Phosphonylated Acetylcholinesterase as Transition State Analogs: The Anticholinesterase Properties of Halomethylphosphonates

Abstract

The CH₃P(O) moiety of methylphosphonates of the type CH₃P(O) (OR) X,I, may play an important role in the effective binding to the appropriate hydrophobic patch in the active site of acetylchlinesterase (AChE), in analogous manner to the acetyl residue, CH₃C(O), of the substrate acetylcholine which determines substrate specificity. Since the substitution of halide atom for hydrogen in I is expected to introduce electronic, steric and hydrophobic changes, it was interesting to study the effect of such a substitution on both the inhibition of AChE and the stabilily of the phosphonylated enzyme.

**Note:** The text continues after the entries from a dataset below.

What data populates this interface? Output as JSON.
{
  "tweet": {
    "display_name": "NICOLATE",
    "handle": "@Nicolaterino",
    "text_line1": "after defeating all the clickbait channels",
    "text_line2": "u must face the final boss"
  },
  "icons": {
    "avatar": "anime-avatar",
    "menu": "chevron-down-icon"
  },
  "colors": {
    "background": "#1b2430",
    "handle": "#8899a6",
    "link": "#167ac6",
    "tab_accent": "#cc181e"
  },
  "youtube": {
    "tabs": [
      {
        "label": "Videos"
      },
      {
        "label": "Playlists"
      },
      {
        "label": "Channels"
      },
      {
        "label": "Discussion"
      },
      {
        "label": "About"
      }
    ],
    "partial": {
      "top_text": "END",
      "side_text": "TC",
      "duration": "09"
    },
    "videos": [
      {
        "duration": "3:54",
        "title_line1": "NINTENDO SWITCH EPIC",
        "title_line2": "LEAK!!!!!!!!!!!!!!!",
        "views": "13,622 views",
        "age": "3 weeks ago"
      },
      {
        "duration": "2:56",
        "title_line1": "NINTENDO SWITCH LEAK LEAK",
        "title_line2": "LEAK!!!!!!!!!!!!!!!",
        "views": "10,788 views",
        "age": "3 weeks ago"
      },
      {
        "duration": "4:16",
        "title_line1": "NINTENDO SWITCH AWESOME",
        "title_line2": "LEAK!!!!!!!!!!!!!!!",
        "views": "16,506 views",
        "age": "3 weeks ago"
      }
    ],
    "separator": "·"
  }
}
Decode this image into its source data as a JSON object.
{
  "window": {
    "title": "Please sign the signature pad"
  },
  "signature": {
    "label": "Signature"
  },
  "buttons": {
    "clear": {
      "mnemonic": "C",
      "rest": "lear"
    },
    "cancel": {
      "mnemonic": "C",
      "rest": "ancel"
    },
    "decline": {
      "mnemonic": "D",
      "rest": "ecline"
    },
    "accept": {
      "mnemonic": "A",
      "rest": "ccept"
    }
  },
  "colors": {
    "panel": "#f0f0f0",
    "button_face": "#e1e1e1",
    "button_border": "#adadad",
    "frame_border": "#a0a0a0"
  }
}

A significant decrease in the stability of the enzyme conjugates, YCH₂P(O)?(OisoPr)O?AChE (Y=Cl, Br, I) was observed in terms of an increase in the rate constants of the spontaneous and induced reactivations as well as the aging process relative to the non-substituted molecule where Y=H. The electron withdrawal effect of the halogen atom alone, cannot explain the changes in the anti-ChE properties of the halomethylphosphonates when compared to the non-substituted inhibitor. These results are in accord with the view that the phosphonylated enzyme may be considered as a transition-state analog for the hydrolysis of an acylated enzyme(Ashani and Green in “Studies in Organic Chemistry”, pp 169–188, Vol 10, Elsevier, 1981). It is further concluded that in contrast to the OP-AChE conjugates the OP themselves cannot be rationalized in terms of transition-state analogs.